Alors qu'elle pensait profiter de sa retraite, Colette Caron, ancienne restauratrice en Lot-et-Garonne, a du reprendre les chemins des fourneaux. Elle avait pourtant vendu son affaire en juillet 2023, mais le repreneur a mis la clef sous la porte et cessé de la rembourser.
Ce dimanche 14 avril, Colette Caron déambule entre les tables de son restaurant. "Je t'ai laissé cette petite table, si jamais si tu as quelque chose à poser", lance-t-elle à sa serveuse, qui s'affaire à installer les couverts. L'heure du service approche, et le restaurant La Table d'Antan, à 15 minutes d'Agen, affiche complet. Colette a même dû refuser des clients. "Il vaut mieux faire plutôt bien, que beaucoup", justifie-t-elle avant de jeter un dernier coup d'œil aux préparatifs.
Une retraite de courte durée
Ces gestes, la restauratrice les connait par cœur : elle les a effectués pendant vingt-deux ans, ici même à Bon-Encontre. En juillet 2023, elle pense pourtant avoir définitivement tourné la page, quand elle vend son affaire. Colette Caron a largement dépassé l'âge de la retraite, et le repreneur est un chef renommé. Les deux parties s'entendent sur un prêt vendeur de 140 000 euros, Colette espère alors profiter d'un repos amplement mérité.
Le répit ne sera que de courte durée. Quelques mois plus tard, le nouveau propriétaire met la clé sous la porte et cesse de rembourser le crédit. "Je n'aurais jamais pensé une seule seconde que ça pouvait finir comme ça, reconnaît la dynamique septuagénaire. Il arrive parfois que certains veulent acheter des restaurants, et qu'ils ne se rendent pas compte de ce que ça représente. Mais là, j'avais affaire à un professionnel qui avait plein de projets !".
Lourdement endettée, elle n'a plus le choix. Sa fille, lance une cagnotte pour l'aider à remettre les lieux en état. La jeune retraitée reprend alors le bail et le chemin du travail, avec un objectif : remettre l'affaire à flots avant d'espérer la revendre.
"Il savait qu'il pouvait demander de l'aide"
Ce retour derrière les fourneaux ne faisait pas partie de ses plans. La restauratrice, qui propose des menus élaborés à partir de produits du terroir pour des prix allant de 17 à 35 euros, tenait à vendre son affaire. "J'aurais pu juste un jour fermer les volets et partir. Mais ça aurait été un véritable crève-cœur." La désillusion est d'autant plus amère, que Colette Caron assure s'être montrée toujours disponible auprès du repreneur, auquel elle rendait régulièrement visite. "On a travaillé tout le moins de juin en binôme.
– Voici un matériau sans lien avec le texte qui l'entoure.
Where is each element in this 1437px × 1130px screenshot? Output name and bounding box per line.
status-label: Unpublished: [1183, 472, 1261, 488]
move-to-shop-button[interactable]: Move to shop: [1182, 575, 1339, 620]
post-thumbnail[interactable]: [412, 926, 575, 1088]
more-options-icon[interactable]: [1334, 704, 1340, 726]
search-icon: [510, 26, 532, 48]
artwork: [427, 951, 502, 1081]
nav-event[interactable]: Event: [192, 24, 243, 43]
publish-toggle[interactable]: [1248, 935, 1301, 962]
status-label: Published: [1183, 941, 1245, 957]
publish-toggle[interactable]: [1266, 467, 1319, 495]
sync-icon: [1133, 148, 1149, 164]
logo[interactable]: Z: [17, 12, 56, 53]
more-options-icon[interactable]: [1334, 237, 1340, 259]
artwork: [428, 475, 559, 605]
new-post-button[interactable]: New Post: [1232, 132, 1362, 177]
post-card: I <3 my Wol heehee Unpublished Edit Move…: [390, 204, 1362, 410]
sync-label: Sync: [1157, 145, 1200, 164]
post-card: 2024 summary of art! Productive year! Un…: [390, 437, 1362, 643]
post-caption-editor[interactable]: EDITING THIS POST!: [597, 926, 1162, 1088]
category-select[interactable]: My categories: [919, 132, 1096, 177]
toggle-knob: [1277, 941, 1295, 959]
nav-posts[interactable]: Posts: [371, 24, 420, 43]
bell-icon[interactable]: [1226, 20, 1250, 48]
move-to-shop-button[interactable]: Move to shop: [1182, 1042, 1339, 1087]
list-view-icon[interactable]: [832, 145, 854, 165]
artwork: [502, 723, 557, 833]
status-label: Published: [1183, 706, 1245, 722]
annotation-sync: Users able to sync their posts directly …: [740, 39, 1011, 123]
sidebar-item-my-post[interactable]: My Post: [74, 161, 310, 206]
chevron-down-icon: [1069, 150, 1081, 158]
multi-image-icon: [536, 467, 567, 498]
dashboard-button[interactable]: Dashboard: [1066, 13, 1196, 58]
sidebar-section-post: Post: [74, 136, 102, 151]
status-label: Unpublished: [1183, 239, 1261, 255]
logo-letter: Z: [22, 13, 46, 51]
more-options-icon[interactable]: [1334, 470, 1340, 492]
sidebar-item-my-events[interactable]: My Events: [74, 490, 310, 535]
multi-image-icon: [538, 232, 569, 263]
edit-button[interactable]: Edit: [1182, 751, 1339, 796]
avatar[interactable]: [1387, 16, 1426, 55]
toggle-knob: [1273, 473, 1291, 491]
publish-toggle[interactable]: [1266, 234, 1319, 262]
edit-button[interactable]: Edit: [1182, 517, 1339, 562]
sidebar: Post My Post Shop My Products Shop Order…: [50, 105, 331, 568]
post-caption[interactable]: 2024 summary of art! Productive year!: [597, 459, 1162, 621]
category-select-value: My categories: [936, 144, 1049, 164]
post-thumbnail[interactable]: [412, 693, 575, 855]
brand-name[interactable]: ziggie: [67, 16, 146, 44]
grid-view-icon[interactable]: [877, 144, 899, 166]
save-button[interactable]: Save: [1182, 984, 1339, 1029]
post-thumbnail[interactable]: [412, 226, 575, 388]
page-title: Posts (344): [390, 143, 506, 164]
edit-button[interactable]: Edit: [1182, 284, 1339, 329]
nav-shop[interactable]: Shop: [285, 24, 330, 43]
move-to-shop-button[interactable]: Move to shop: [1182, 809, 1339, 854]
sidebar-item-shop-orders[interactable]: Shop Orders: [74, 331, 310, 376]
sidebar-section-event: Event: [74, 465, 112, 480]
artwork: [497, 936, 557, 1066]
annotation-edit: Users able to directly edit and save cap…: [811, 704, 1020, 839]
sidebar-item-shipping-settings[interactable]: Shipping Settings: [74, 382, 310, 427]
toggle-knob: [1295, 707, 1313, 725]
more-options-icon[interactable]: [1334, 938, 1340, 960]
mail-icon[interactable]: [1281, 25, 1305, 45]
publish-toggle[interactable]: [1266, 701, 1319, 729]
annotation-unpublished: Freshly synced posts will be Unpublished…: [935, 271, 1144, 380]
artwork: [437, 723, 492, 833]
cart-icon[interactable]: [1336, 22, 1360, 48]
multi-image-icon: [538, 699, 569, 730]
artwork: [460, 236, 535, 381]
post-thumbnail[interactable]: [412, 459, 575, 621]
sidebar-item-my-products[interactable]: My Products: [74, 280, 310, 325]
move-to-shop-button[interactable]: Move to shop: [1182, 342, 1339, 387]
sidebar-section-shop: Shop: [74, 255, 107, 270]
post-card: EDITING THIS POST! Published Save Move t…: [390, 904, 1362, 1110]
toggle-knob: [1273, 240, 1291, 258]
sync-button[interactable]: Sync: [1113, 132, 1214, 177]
Il savait que j'habite à 800 mètres, qu'il pouvait demander de l'aide".
Je trouve que c'est un manque d'humilité. Demander de l'aide, ce n'est pas faire preuve de faiblesse !
Colette CaronRestauratrice à Bon-Encontre (47)
Le soutien des clients
Ce dimanche 14 avril marque le jour de la réouverture du restaurant. Un événement stressant pour la restauratrice, qui tient à se montrer à la hauteur de sa réputation. Même si les différents messages de soutien reçus via les réseaux sociaux sont plutôt de nature à la rassurer. "On propose une cuisine traditionnelle, avec les produits du terroir. Dans le secteur, on n'en a pas, et les clients sont demandeurs, ils étaient assez impatients", sourit-elle.
Tout en échangeant, la cheffe s'empare d'un foie gras et d'un long couteau. Les gestes sont précis, ceux d'une habituée. En dépit du contexte, Colette le reconnaît, elle aime toujours autant son métier. Sa marque de fabrique est résumée en quelques mots : "le client, il attend d'être bien accueilli, d'avoir des produits locaux, de saison et frais"
Ça fait cinquante ans que je fais ça, je ne sais pas faire autre chose.
Colette CaronRestauratrice à Bon-Encontre (47)
Côté clients justement, le verdict ne se fait pas attendre : la satisfaction est là. "On tenait à être là aujourd'hui. Elle a un contact exceptionnel et sa cuisine est très très bonne", salue une habituée. "On a choisi ce lieu pour fêter un anniversaire. Nous tous Bon-Encontrais, suivons l'histoire depuis le début et nous avions à cœur de l'aider et de faire venir du monde", avance un autre client.
Du baume au cœur pour la restauratrice, qui s'est déjà préparée à travailler au moins tout l'été, à raison de 70 heures par semaine. "J'ai toujours de la colère. Mais je me dis que la clientèle va revenir, et que je vais retrouver un repreneur sérieux", espère-t-elle.